In 2022, UNICEF will continue to be a major actor in emergency humanitarian response through providing multi-sectoral and integrated life-saving response to the acute needs of children and women affected by natural hazards, disease outbreaks, malnutrition and population movements. UNICEF’s interventions are aligned with inter-agency strategies, including the Humanitarian Response Plan, the COVID-19 Strategic Response Plan and Joint Returnee Reintegration and Refugee plan.
Through its humanitarian strategy, UNICEF will ensure timely and holistic humanitarian assistance by reinforcing the links between health, nutrition, WASH, education, child protection and social policy programs and activities. UNICEF will also work on the rehabilitation and construction of basic social infrastructure affected or damaged by the crises affecting Burundi. UNICEF will strengthen its community-based approach to enhance humanitarian response efficiency, engaging women and children's rights and strengthening communities’ resilience, especially through capacity-building, technical support, strengthening of local and community-based organizations, as well as dissemination of appropriate life-saving messages to at-risk and affected communities and operationalization of feedback and complaint mechanisms.

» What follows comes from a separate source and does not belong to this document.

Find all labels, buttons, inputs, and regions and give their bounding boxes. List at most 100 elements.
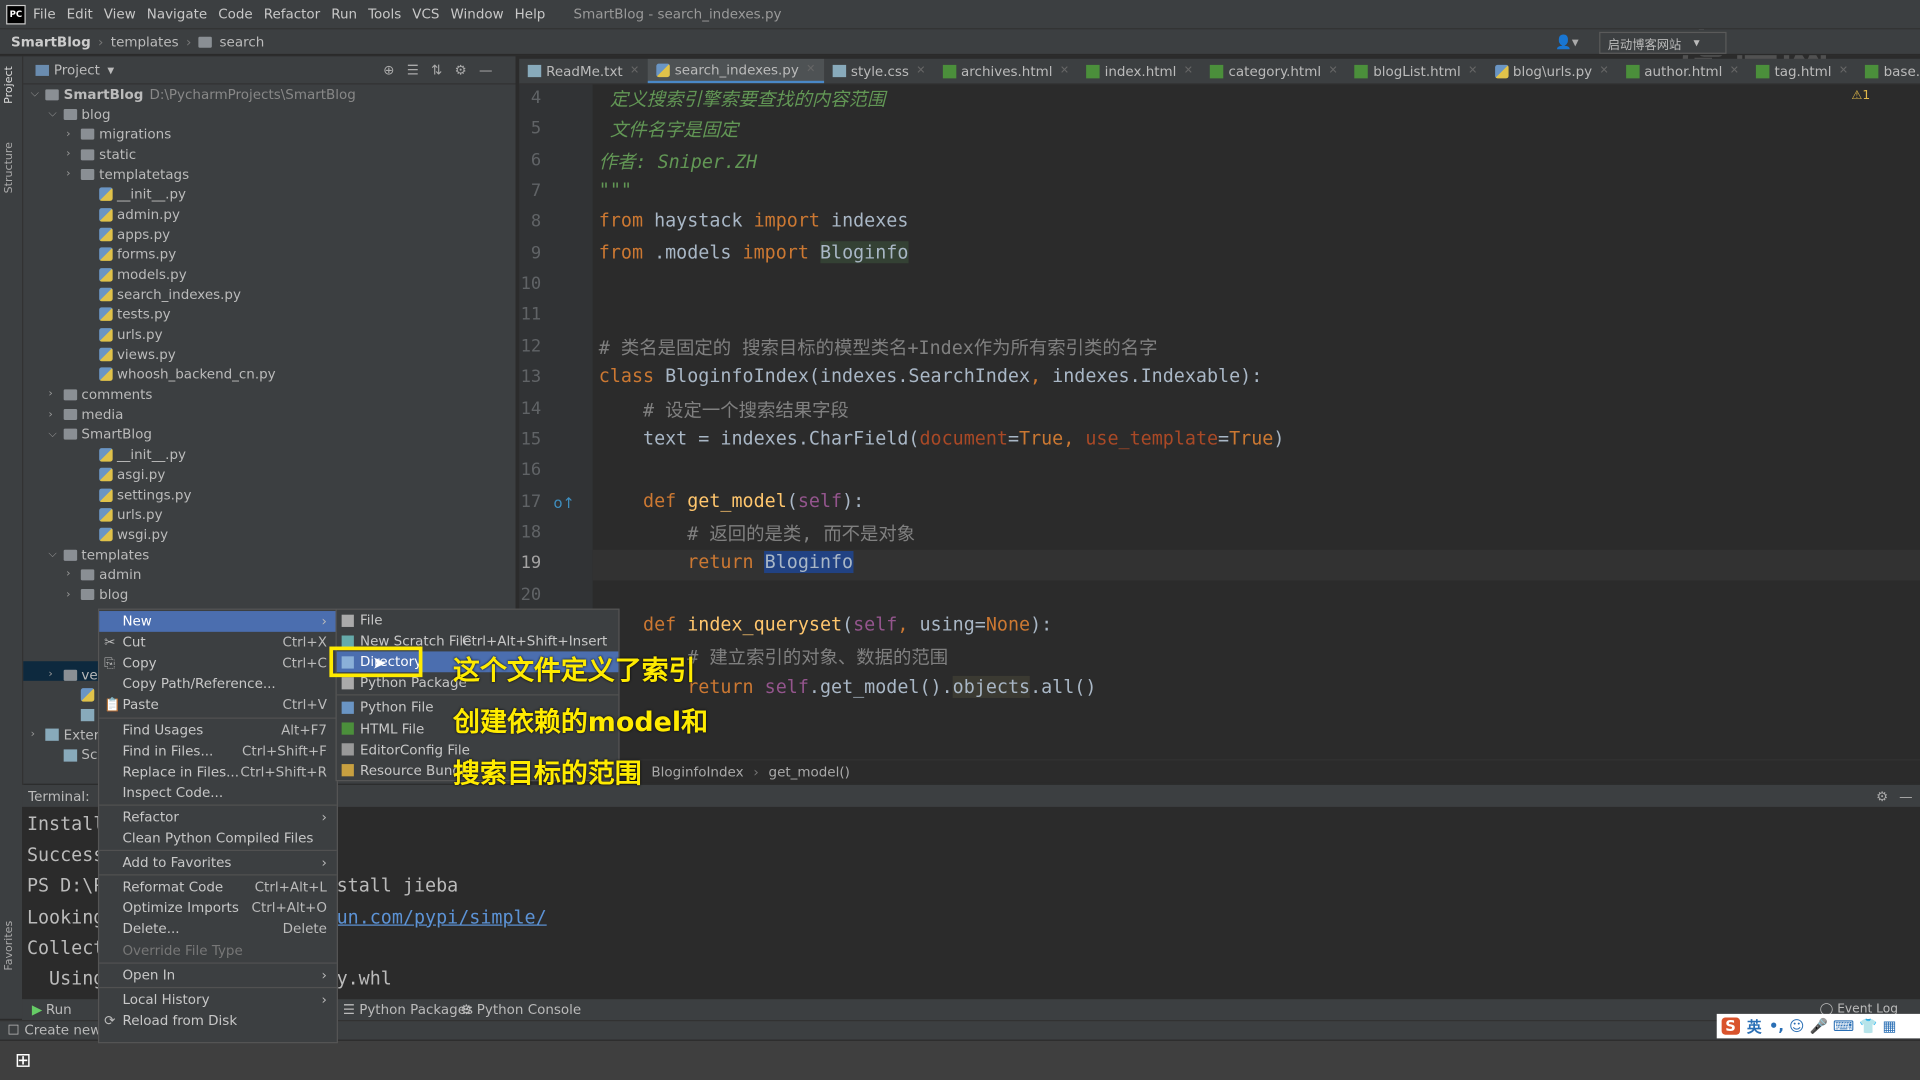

UNICEF will bridge its humanitarian interventions with development programming to strengthen communities’ resilience and preparedness for future disasters. It includes expanding disaster risk reduction, emergency preparedness interventions and building community-based resilience thanks to medium- and long-term solutions while responding to immediate humanitarian needs.
UNICEF continues to work with community-based solidarity groups (Nawe Nuze), who play a leading role in identifying problems and developing sustainable ways to address disaster risk reduction, emergency preparedness, food insecurity, livelihood and education, among other relevant topics. These solidarity groups ensure the focus on community resilience and sustainability, support the early recovery of affected households, offering solidarity, economic opportunities and enabling good practices to flourish. UNICEF supports with setting up, training in good practices, referral systems and cash transfers for investment in income generating activities. This strategy promotes an intervention 'as local as possible, as international as necessary', following the World Humanitarian Summit call.
Throughout UNICEF's assistance, cross-cutting issues such as gender, gender-based violence and disabilities are integrated. UNICEF also invests in a systemic approach to preventing sexual exploitation and abuse, including regular training, community engagement, risk assessment, increased vetting and human resources measures.
UNICEF continues to lead the WASH, nutrition and education sectors, the child protection subsector and co-lead the health sector that will continue to support the National Platform for Risk Prevention and Disaster Management to respond to natural disasters regularly affecting the country.
Humanitarian Action is at the core of UNICEF’s mandate to realize the rights of every child. This edition of Humanitarian Action for Children – UNICEF’s annual humanitarian fundraising appeal – describes the ongoing crises affecting children in Burundi; the strategies that we are using to respond to these situations; and the donor support that is essential in this response.